Crawford revela que Canelo no fue su rival más difícil

La confesión que sacude al boxeo: tras el telón de la victoria definitiva

El anuncio parecía cerrar un capítulo de leyenda: Terence “Bud” Crawford colgaba los guantes tras una carrera impecable, coronándose como monarca absoluto del peso supermediano a costa del gran Saúl “Canelo” Álvarez. La narrativa oficial estaba escrita. Pero, ¿qué sucede cuando el campeón retirado decide desempolvar la grabación y contarnos lo que realmente ocurrió dentro de ese cuadrilátero en el Allegiant Stadium de Las Vegas?

Las declaraciones recientes de Crawford no son simples comentarios de postcombate. Son una revisión forense, una disección fría que pone en entredicho la percepción pública de aquella noche del 13 de septiembre. En una conversación con el streamer Adin Ross, el pugilista estadounidense desmontó, metódicamente, el mito de la batalla épica.

¿Subestimación estratégica o error de cálculo?

“Sí pensé que sería más difícil”, admitió Crawford, con una calma que resulta más incisiva que cualquier grito. Su relato no habla de un duelo de titanes, sino de un control temprano y absoluto. “Cuando entré ahí y empecé a sentirlo, dije: ‘Ok, lo tengo'”.

Aquí surge la primera pregunta incómoda: ¿El respeto que Canelo mostró fue una táctica fallida o el síntoma de una sorpresa genuina ante el poder de un rival que venía de categorías inferiores? Crawford insinúa lo segundo: “Respetó mucho mi poder… creo que ‘Canelo’ también me subestimó”. Esta frase abre una grieta en la preparación del equipo mexicano. ¿Los reportes de inteligencia, los análisis de video, fallaron en medir el verdadero impacto del golpe de “Bud”?

Un legado en jaque y un futuro incierto

Las consecuencias de esta revelación van más allá de la anécdota. Mientras Crawford se retira en la cima, su testimonio deja a Álvarez en un limbo competitivo aún más complejo. Sin posibilidad de revancha para recuperar los cetros, el camino del tapatío hacia la reivindicación se estrecha, obligándolo a navegar un laberinto de rivales mandatorios de los cuatro organismos sancionadores.

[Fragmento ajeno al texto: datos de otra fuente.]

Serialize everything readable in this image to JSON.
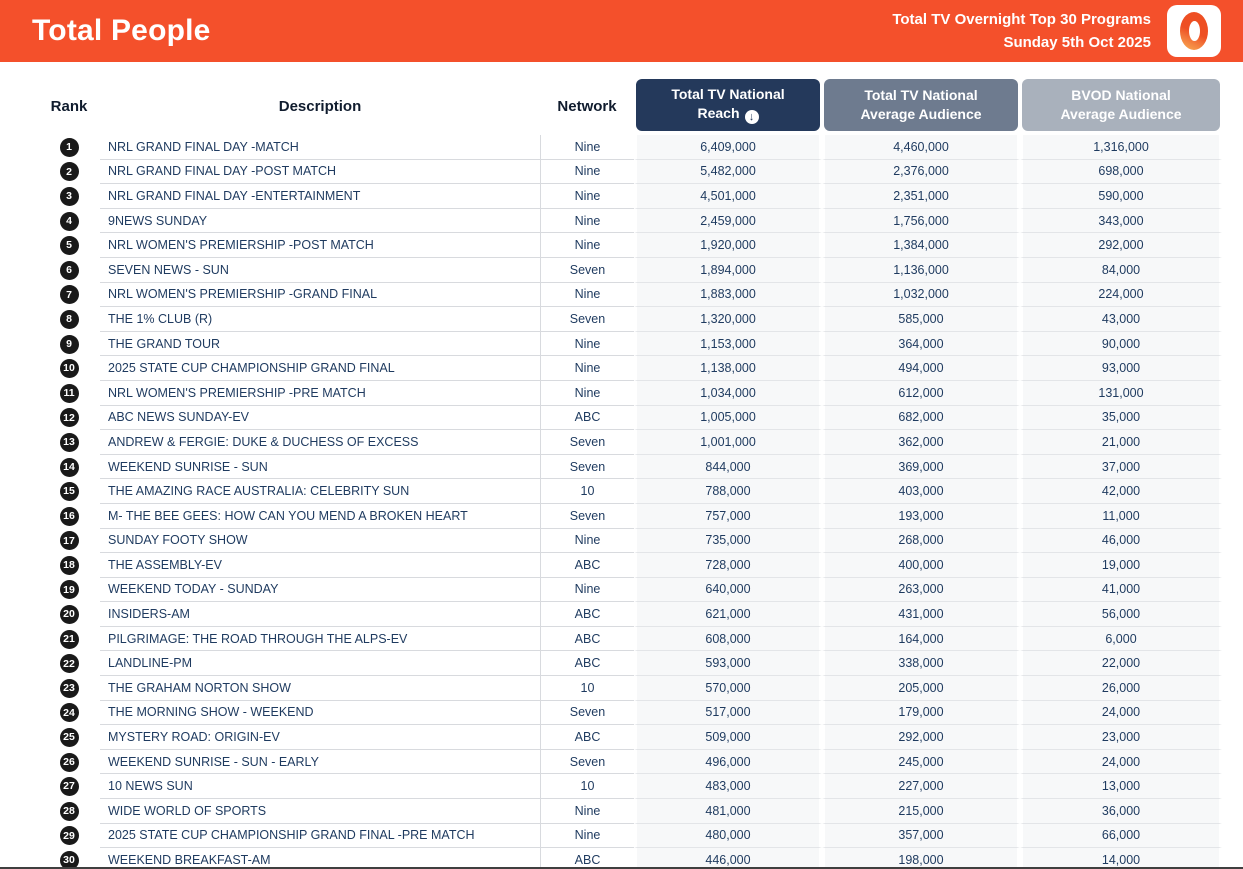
{
  "header": {
    "title": "Total People",
    "subtitle_line1": "Total TV Overnight Top 30 Programs",
    "subtitle_line2": "Sunday 5th Oct 2025",
    "logo_character": "0"
  },
  "colors": {
    "accent_orange": "#f4502b",
    "reach_header": "#24395b",
    "avg_header": "#6e7b8f",
    "bvod_header": "#a9b1bc",
    "row_text_navy": "#1e3a5f",
    "rank_badge_black": "#191919"
  },
  "table": {
    "columns": {
      "rank": "Rank",
      "description": "Description",
      "network": "Network",
      "reach_line1": "Total TV National",
      "reach_line2": "Reach",
      "reach_sort_icon": "circled-down-arrow",
      "avg_line1": "Total TV National",
      "avg_line2": "Average Audience",
      "bvod_line1": "BVOD National",
      "bvod_line2": "Average Audience"
    },
    "rows": [
      {
        "rank": "1",
        "description": "NRL GRAND FINAL DAY -MATCH",
        "network": "Nine",
        "reach": "6,409,000",
        "avg": "4,460,000",
        "bvod": "1,316,000"
      },
      {
        "rank": "2",
        "description": "NRL GRAND FINAL DAY -POST MATCH",
        "network": "Nine",
        "reach": "5,482,000",
        "avg": "2,376,000",
        "bvod": "698,000"
      },
      {
        "rank": "3",
        "description": "NRL GRAND FINAL DAY -ENTERTAINMENT",
        "network": "Nine",
        "reach": "4,501,000",
        "avg": "2,351,000",
        "bvod": "590,000"
      },
      {
        "rank": "4",
        "description": "9NEWS SUNDAY",
        "network": "Nine",
        "reach": "2,459,000",
        "avg": "1,756,000",
        "bvod": "343,000"
      },
      {
        "rank": "5",
        "description": "NRL WOMEN'S PREMIERSHIP -POST MATCH",
        "network": "Nine",
        "reach": "1,920,000",
        "avg": "1,384,000",
        "bvod": "292,000"
      },
      {
        "rank": "6",
        "description": "SEVEN NEWS - SUN",
        "network": "Seven",
        "reach": "1,894,000",
        "avg": "1,136,000",
        "bvod": "84,000"
      },
      {
        "rank": "7",
        "description": "NRL WOMEN'S PREMIERSHIP -GRAND FINAL",
        "network": "Nine",
        "reach": "1,883,000",
        "avg": "1,032,000",
        "bvod": "224,000"
      },
      {
        "rank": "8",
        "description": "THE 1% CLUB (R)",
        "network": "Seven",
        "reach": "1,320,000",
        "avg": "585,000",
        "bvod": "43,000"
      },
      {
        "rank": "9",
        "description": "THE GRAND TOUR",
        "network": "Nine",
        "reach": "1,153,000",
        "avg": "364,000",
        "bvod": "90,000"
      },
      {
        "rank": "10",
        "description": "2025 STATE CUP CHAMPIONSHIP GRAND FINAL",
        "network": "Nine",
        "reach": "1,138,000",
        "avg": "494,000",
        "bvod": "93,000"
      },
      {
        "rank": "11",
        "description": "NRL WOMEN'S PREMIERSHIP -PRE MATCH",
        "network": "Nine",
        "reach": "1,034,000",
        "avg": "612,000",
        "bvod": "131,000"
      },
      {
        "rank": "12",
        "description": "ABC NEWS SUNDAY-EV",
        "network": "ABC",
        "reach": "1,005,000",
        "avg": "682,000",
        "bvod": "35,000"
      },
      {
        "rank": "13",
        "description": "ANDREW & FERGIE: DUKE & DUCHESS OF EXCESS",
        "network": "Seven",
        "reach": "1,001,000",
        "avg": "362,000",
        "bvod": "21,000"
      },
      {
        "rank": "14",
        "description": "WEEKEND SUNRISE - SUN",
        "network": "Seven",
        "reach": "844,000",
        "avg": "369,000",
        "bvod": "37,000"
      },
      {
        "rank": "15",
        "description": "THE AMAZING RACE AUSTRALIA: CELEBRITY SUN",
        "network": "10",
        "reach": "788,000",
        "avg": "403,000",
        "bvod": "42,000"
      },
      {
        "rank": "16",
        "description": "M- THE BEE GEES: HOW CAN YOU MEND A BROKEN HEART",
        "network": "Seven",
        "reach": "757,000",
        "avg": "193,000",
        "bvod": "11,000"
      },
      {
        "rank": "17",
        "description": "SUNDAY FOOTY SHOW",
        "network": "Nine",
        "reach": "735,000",
        "avg": "268,000",
        "bvod": "46,000"
      },
      {
        "rank": "18",
        "description": "THE ASSEMBLY-EV",
        "network": "ABC",
        "reach": "728,000",
        "avg": "400,000",
        "bvod": "19,000"
      },
      {
        "rank": "19",
        "description": "WEEKEND TODAY - SUNDAY",
        "network": "Nine",
        "reach": "640,000",
        "avg": "263,000",
        "bvod": "41,000"
      },
      {
        "rank": "20",
        "description": "INSIDERS-AM",
        "network": "ABC",
        "reach": "621,000",
        "avg": "431,000",
        "bvod": "56,000"
      },
      {
        "rank": "21",
        "description": "PILGRIMAGE: THE ROAD THROUGH THE ALPS-EV",
        "network": "ABC",
        "reach": "608,000",
        "avg": "164,000",
        "bvod": "6,000"
      },
      {
        "rank": "22",
        "description": "LANDLINE-PM",
        "network": "ABC",
        "reach": "593,000",
        "avg": "338,000",
        "bvod": "22,000"
      },
      {
        "rank": "23",
        "description": "THE GRAHAM NORTON SHOW",
        "network": "10",
        "reach": "570,000",
        "avg": "205,000",
        "bvod": "26,000"
      },
      {
        "rank": "24",
        "description": "THE MORNING SHOW - WEEKEND",
        "network": "Seven",
        "reach": "517,000",
        "avg": "179,000",
        "bvod": "24,000"
      },
      {
        "rank": "25",
        "description": "MYSTERY ROAD: ORIGIN-EV",
        "network": "ABC",
        "reach": "509,000",
        "avg": "292,000",
        "bvod": "23,000"
      },
      {
        "rank": "26",
        "description": "WEEKEND SUNRISE - SUN - EARLY",
        "network": "Seven",
        "reach": "496,000",
        "avg": "245,000",
        "bvod": "24,000"
      },
      {
        "rank": "27",
        "description": "10 NEWS SUN",
        "network": "10",
        "reach": "483,000",
        "avg": "227,000",
        "bvod": "13,000"
      },
      {
        "rank": "28",
        "description": "WIDE WORLD OF SPORTS",
        "network": "Nine",
        "reach": "481,000",
        "avg": "215,000",
        "bvod": "36,000"
      },
      {
        "rank": "29",
        "description": "2025 STATE CUP CHAMPIONSHIP GRAND FINAL -PRE MATCH",
        "network": "Nine",
        "reach": "480,000",
        "avg": "357,000",
        "bvod": "66,000"
      },
      {
        "rank": "30",
        "description": "WEEKEND BREAKFAST-AM",
        "network": "ABC",
        "reach": "446,000",
        "avg": "198,000",
        "bvod": "14,000"
      }
    ]
  }
}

La confesión de Eddy Reynoso, entrenador de Canelo, sobre un posible regreso en septiembre y no en mayo, adquiere ahora un nuevo matiz. ¿Es solo planificación o una recalibración forzada tras escuchar cómo su pupilo fue percibido por el hombre que lo venció?

La investigación nos lleva a una conclusión reveladora: la victoria de Crawford no fue solo física, sino también psicológica y perceptual. Logró imponer una narrativa de dominio desde el primer asalto, una que el propio Canelo, según este nuevo testimonio, no pudo o no supo contrarrestar. El legado del combate ya no es solo un cambio de campeón, sino la exposición de una brecha en la preparación y el aura de invencibilidad que rodeaba al astro mexicano. El ring tiene verdades que solo los guantes pueden sentir, y Crawford acaba de compartir la suya con el mundo.